The Ninth Circuit then explained the Bankruptcy Court also erred when it failed to make any finding that Pacific acted with an improper ulterior motivation. The Ninth Circuit noted that there is a “distinction between ‘a creditor’s self-interest as a creditor and a motive which is ulterior to the purpose of protecting a creditor’s interest.’” An improper “ulterior motive “is one “to achieve an outside benefit.” A creditor’s actions are not bad faith solely because they appear selfish to those who do not benefit from the actions. The Ninth Circuit continued to explain that bad faith occurs when a creditor attempts to obtain a benefit to which it is not entitled as a creditor. Such examples of bad faith include purchases of claims by third-parties in litigation with the debtor motivated to derail the litigation, purchases of claims by competitors motivated to destroy the debtor’s business and purchases of claims by insiders motivated to support the debtor’s plan for personal reasons. Purchasing additional claims in any class to affect the vote on a plan in order to protect recovery as a creditor in some other class is not evidence of bad faith. Negative impact on other creditors in another class is not enough to justify vote designation. Because the Bankruptcy Court based its finding of bad faith solely on the harm to other creditors and refused to make any finding on Pacific’s motivations for voting against the plan, the Ninth Circuit reversed the designation of Pacific’s vote and remanded the case for further proceedings.
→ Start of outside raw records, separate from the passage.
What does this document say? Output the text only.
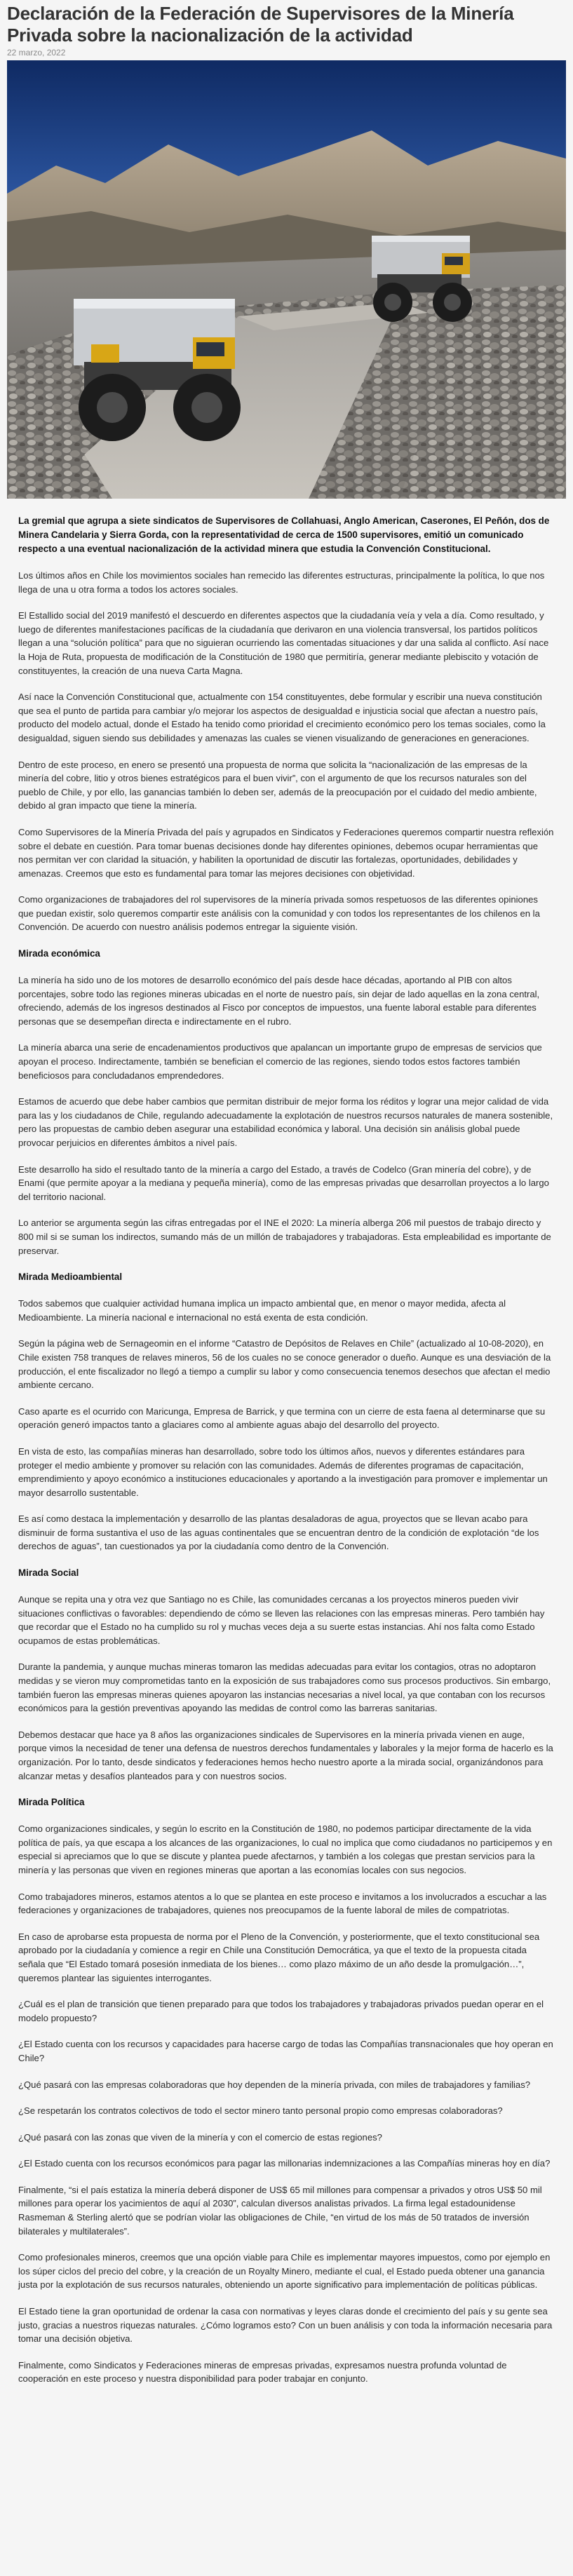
Declaración de la Federación de Supervisores de la Minería
Privada sobre la nacionalización de la actividad
22 marzo, 2022

La gremial que agrupa a siete sindicatos de Supervisores de Collahuasi, Anglo American, Caserones, El Peñón, dos de Minera Candelaria y Sierra Gorda, con la representatividad de cerca de 1500 supervisores, emitió un comunicado respecto a una eventual nacionalización de la actividad minera que estudia la Convención Constitucional.

Los últimos años en Chile los movimientos sociales han remecido las diferentes estructuras, principalmente la política, lo que nos llega de una u otra forma a todos los actores sociales.

El Estallido social del 2019 manifestó el descuerdo en diferentes aspectos que la ciudadanía veía y vela a día. Como resultado, y luego de diferentes manifestaciones pacíficas de la ciudadanía que derivaron en una violencia transversal, los partidos políticos llegan a una “solución política” para que no siguieran ocurriendo las comentadas situaciones y dar una salida al conflicto. Así nace la Hoja de Ruta, propuesta de modificación de la Constitución de 1980 que permitiría, generar mediante plebiscito y votación de constituyentes, la creación de una nueva Carta Magna.

Así nace la Convención Constitucional que, actualmente con 154 constituyentes, debe formular y escribir una nueva constitución que sea el punto de partida para cambiar y/o mejorar los aspectos de desigualdad e injusticia social que afectan a nuestro país, producto del modelo actual, donde el Estado ha tenido como prioridad el crecimiento económico pero los temas sociales, como la desigualdad, siguen siendo sus debilidades y amenazas las cuales se vienen visualizando de generaciones en generaciones.

Dentro de este proceso, en enero se presentó una propuesta de norma que solicita la “nacionalización de las empresas de la minería del cobre, litio y otros bienes estratégicos para el buen vivir”, con el argumento de que los recursos naturales son del pueblo de Chile, y por ello, las ganancias también lo deben ser, además de la preocupación por el cuidado del medio ambiente, debido al gran impacto que tiene la minería.

Como Supervisores de la Minería Privada del país y agrupados en Sindicatos y Federaciones queremos compartir nuestra reflexión sobre el debate en cuestión. Para tomar buenas decisiones donde hay diferentes opiniones, debemos ocupar herramientas que nos permitan ver con claridad la situación, y habiliten la oportunidad de discutir las fortalezas, oportunidades, debilidades y amenazas. Creemos que esto es fundamental para tomar las mejores decisiones con objetividad.

Como organizaciones de trabajadores del rol supervisores de la minería privada somos respetuosos de las diferentes opiniones que puedan existir, solo queremos compartir este análisis con la comunidad y con todos los representantes de los chilenos en la Convención. De acuerdo con nuestro análisis podemos entregar la siguiente visión.

Mirada económica

La minería ha sido uno de los motores de desarrollo económico del país desde hace décadas, aportando al PIB con altos porcentajes, sobre todo las regiones mineras ubicadas en el norte de nuestro país, sin dejar de lado aquellas en la zona central, ofreciendo, además de los ingresos destinados al Fisco por conceptos de impuestos, una fuente laboral estable para diferentes personas que se desempeñan directa e indirectamente en el rubro.

La minería abarca una serie de encadenamientos productivos que apalancan un importante grupo de empresas de servicios que apoyan el proceso. Indirectamente, también se benefician el comercio de las regiones, siendo todos estos factores también beneficiosos para concludadanos emprendedores.

Estamos de acuerdo que debe haber cambios que permitan distribuir de mejor forma los réditos y lograr una mejor calidad de vida para las y los ciudadanos de Chile, regulando adecuadamente la explotación de nuestros recursos naturales de manera sostenible, pero las propuestas de cambio deben asegurar una estabilidad económica y laboral. Una decisión sin análisis global puede provocar perjuicios en diferentes ámbitos a nivel país.

Este desarrollo ha sido el resultado tanto de la minería a cargo del Estado, a través de Codelco (Gran minería del cobre), y de Enami (que permite apoyar a la mediana y pequeña minería), como de las empresas privadas que desarrollan proyectos a lo largo del territorio nacional.

Lo anterior se argumenta según las cifras entregadas por el INE el 2020: La minería alberga 206 mil puestos de trabajo directo y 800 mil si se suman los indirectos, sumando más de un millón de trabajadores y trabajadoras. Esta empleabilidad es importante de preservar.

Mirada Medioambiental

Todos sabemos que cualquier actividad humana implica un impacto ambiental que, en menor o mayor medida, afecta al Medioambiente. La minería nacional e internacional no está exenta de esta condición.

Según la página web de Sernageomin en el informe “Catastro de Depósitos de Relaves en Chile” (actualizado al 10-08-2020), en Chile existen 758 tranques de relaves mineros, 56 de los cuales no se conoce generador o dueño. Aunque es una desviación de la producción, el ente fiscalizador no llegó a tiempo a cumplir su labor y como consecuencia tenemos desechos que afectan el medio ambiente cercano.

Caso aparte es el ocurrido con Maricunga, Empresa de Barrick, y que termina con un cierre de esta faena al determinarse que su operación generó impactos tanto a glaciares como al ambiente aguas abajo del desarrollo del proyecto.

En vista de esto, las compañías mineras han desarrollado, sobre todo los últimos años, nuevos y diferentes estándares para proteger el medio ambiente y promover su relación con las comunidades. Además de diferentes programas de capacitación, emprendimiento y apoyo económico a instituciones educacionales y aportando a la investigación para promover e implementar un mayor desarrollo sustentable.

Es así como destaca la implementación y desarrollo de las plantas desaladoras de agua, proyectos que se llevan acabo para disminuir de forma sustantiva el uso de las aguas continentales que se encuentran dentro de la condición de explotación “de los derechos de aguas”, tan cuestionados ya por la ciudadanía como dentro de la Convención.

Mirada Social

Aunque se repita una y otra vez que Santiago no es Chile, las comunidades cercanas a los proyectos mineros pueden vivir situaciones conflictivas o favorables: dependiendo de cómo se lleven las relaciones con las empresas mineras. Pero también hay que recordar que el Estado no ha cumplido su rol y muchas veces deja a su suerte estas instancias. Ahí nos falta como Estado ocupamos de estas problemáticas.

Durante la pandemia, y aunque muchas mineras tomaron las medidas adecuadas para evitar los contagios, otras no adoptaron medidas y se vieron muy comprometidas tanto en la exposición de sus trabajadores como sus procesos productivos. Sin embargo, también fueron las empresas mineras quienes apoyaron las instancias necesarias a nivel local, ya que contaban con los recursos económicos para la gestión preventivas apoyando las medidas de control como las barreras sanitarias.

Debemos destacar que hace ya 8 años las organizaciones sindicales de Supervisores en la minería privada vienen en auge, porque vimos la necesidad de tener una defensa de nuestros derechos fundamentales y laborales y la mejor forma de hacerlo es la organización. Por lo tanto, desde sindicatos y federaciones hemos hecho nuestro aporte a la mirada social, organizándonos para alcanzar metas y desafíos planteados para y con nuestros socios.

Mirada Política

Como organizaciones sindicales, y según lo escrito en la Constitución de 1980, no podemos participar directamente de la vida política de país, ya que escapa a los alcances de las organizaciones, lo cual no implica que como ciudadanos no participemos y en especial si apreciamos que lo que se discute y plantea puede afectarnos, y también a los colegas que prestan servicios para la minería y las personas que viven en regiones mineras que aportan a las economías locales con sus negocios.

Como trabajadores mineros, estamos atentos a lo que se plantea en este proceso e invitamos a los involucrados a escuchar a las federaciones y organizaciones de trabajadores, quienes nos preocupamos de la fuente laboral de miles de compatriotas.

En caso de aprobarse esta propuesta de norma por el Pleno de la Convención, y posteriormente, que el texto constitucional sea aprobado por la ciudadanía y comience a regir en Chile una Constitución Democrática, ya que el texto de la propuesta citada señala que “El Estado tomará posesión inmediata de los bienes… como plazo máximo de un año desde la promulgación…”, queremos plantear las siguientes interrogantes.

¿Cuál es el plan de transición que tienen preparado para que todos los trabajadores y trabajadoras privados puedan operar en el modelo propuesto?

¿El Estado cuenta con los recursos y capacidades para hacerse cargo de todas las Compañías transnacionales que hoy operan en Chile?

¿Qué pasará con las empresas colaboradoras que hoy dependen de la minería privada, con miles de trabajadores y familias?

¿Se respetarán los contratos colectivos de todo el sector minero tanto personal propio como empresas colaboradoras?

¿Qué pasará con las zonas que viven de la minería y con el comercio de estas regiones?

¿El Estado cuenta con los recursos económicos para pagar las millonarias indemnizaciones a las Compañías mineras hoy en día?

Finalmente, “si el país estatiza la minería deberá disponer de US$ 65 mil millones para compensar a privados y otros US$ 50 mil millones para operar los yacimientos de aquí al 2030”, calculan diversos analistas privados. La firma legal estadounidense Rasmeman & Sterling alertó que se podrían violar las obligaciones de Chile, “en virtud de los más de 50 tratados de inversión bilaterales y multilaterales”.

Como profesionales mineros, creemos que una opción viable para Chile es implementar mayores impuestos, como por ejemplo en los súper ciclos del precio del cobre, y la creación de un Royalty Minero, mediante el cual, el Estado pueda obtener una ganancia justa por la explotación de sus recursos naturales, obteniendo un aporte significativo para implementación de políticas públicas.

El Estado tiene la gran oportunidad de ordenar la casa con normativas y leyes claras donde el crecimiento del país y su gente sea justo, gracias a nuestros riquezas naturales. ¿Cómo logramos esto? Con un buen análisis y con toda la información necesaria para tomar una decisión objetiva.

Finalmente, como Sindicatos y Federaciones mineras de empresas privadas, expresamos nuestra profunda voluntad de cooperación en este proceso y nuestra disponibilidad para poder trabajar en conjunto.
The Ninth Circuit’s decision provides comfort to creditors and claim purchasers who utilize a strategy of acquiring claims in multiple classes in order to vote them to maximize their aggregate recovery as creditors. That strategy does not appear to run afoul of the test for good faith propounded by the Ninth Circuit, and, therefore, should not result in vote designations in those Circuits that follow this view.